Microfabricated Systems for Regenerative Medicine

Dr. Jeffrey T. Borenstein
Director of Biomedical Engineering Center
Draper Laboratory
Cambridge, Massachusetts
ABSTRACT:
The emerging field of regenerative medicine is being spurred by dramatic advances in molecular and cell biology, biomaterials, computational biology and micro- and nanofabrication technologies. From cell-based drug discovery platforms to wearable organ assist devices, and ultimately implantable replacement organs, the next generation of therapeutic technologies will be based on a convergence of these disciplines.

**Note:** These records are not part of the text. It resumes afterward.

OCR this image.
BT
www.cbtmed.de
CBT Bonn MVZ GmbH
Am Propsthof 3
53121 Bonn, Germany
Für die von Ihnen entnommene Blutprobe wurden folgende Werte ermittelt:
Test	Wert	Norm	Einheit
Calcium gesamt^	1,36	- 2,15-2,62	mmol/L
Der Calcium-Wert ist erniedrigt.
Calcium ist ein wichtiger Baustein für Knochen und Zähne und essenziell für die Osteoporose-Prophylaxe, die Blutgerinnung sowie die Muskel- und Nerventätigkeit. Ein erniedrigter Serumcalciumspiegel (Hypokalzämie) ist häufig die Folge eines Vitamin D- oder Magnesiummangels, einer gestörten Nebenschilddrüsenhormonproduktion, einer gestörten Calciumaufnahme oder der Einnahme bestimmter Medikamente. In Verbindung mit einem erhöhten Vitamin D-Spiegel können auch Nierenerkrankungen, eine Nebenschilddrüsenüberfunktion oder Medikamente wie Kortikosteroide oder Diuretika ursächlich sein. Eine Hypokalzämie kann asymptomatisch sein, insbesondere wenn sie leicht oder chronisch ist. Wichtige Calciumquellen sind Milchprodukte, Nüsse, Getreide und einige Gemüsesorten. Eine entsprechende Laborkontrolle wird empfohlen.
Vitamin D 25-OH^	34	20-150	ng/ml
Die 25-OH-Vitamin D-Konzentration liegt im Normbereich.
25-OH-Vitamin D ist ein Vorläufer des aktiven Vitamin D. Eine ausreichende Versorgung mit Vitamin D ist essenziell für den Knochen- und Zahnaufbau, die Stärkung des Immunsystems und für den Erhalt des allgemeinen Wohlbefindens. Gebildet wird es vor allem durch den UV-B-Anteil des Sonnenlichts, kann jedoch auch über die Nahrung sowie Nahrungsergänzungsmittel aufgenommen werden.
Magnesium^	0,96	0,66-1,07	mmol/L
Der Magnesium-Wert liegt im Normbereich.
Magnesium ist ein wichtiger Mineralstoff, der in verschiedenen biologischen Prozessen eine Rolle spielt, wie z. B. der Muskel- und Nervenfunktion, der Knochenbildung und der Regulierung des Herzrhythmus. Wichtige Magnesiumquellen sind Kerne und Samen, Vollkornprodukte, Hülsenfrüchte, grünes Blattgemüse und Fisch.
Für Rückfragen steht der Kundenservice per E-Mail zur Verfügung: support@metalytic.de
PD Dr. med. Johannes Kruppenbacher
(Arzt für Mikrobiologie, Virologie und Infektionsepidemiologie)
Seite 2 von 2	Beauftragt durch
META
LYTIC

In this presentation, a platform technology for the generation of vascularized tissues and organs will be described, including the computational methods used to design these systems, as well as microfabrication techniques used to guide multiple cell types in three-dimensional structures. Preliminary results on three-dimensional endothelialized microvascular networks, and a range of acellular and cell-based systems for replacement of liver and kidney function, will be presented.

BIO:
Jeffrey Borenstein is currently Director of the Biomedical Engineering Center and is a Distinguished Member of the Technical Staff at the Charles Stark Draper Laboratory in Cambridge, Massachusetts. He is an Associate Director of the Center for the Integration of Medicine and Innovative Technology (CIMIT), and serves as co-Associate Director for Biodefense there. Dr. Borenstein also serves on the Steering Committee of the Center for Regenerative Medicine and Technology at Massachusetts General Hospital. He is also the Principal Investigator for the microfabrication component of the Vascularized Tissue Engineering for Vital Organs project at CIMIT, working with Principal Investigator Joseph P. Vacanti. Dr. Borenstein has a Ph.D. in Physics and 20 years of experience in microsystems technology and biomedical devices. Dr. Borenstein’s current work is focused on the application of microsystems technologies towards pathogen detection, drug delivery and cell-based devices and systems.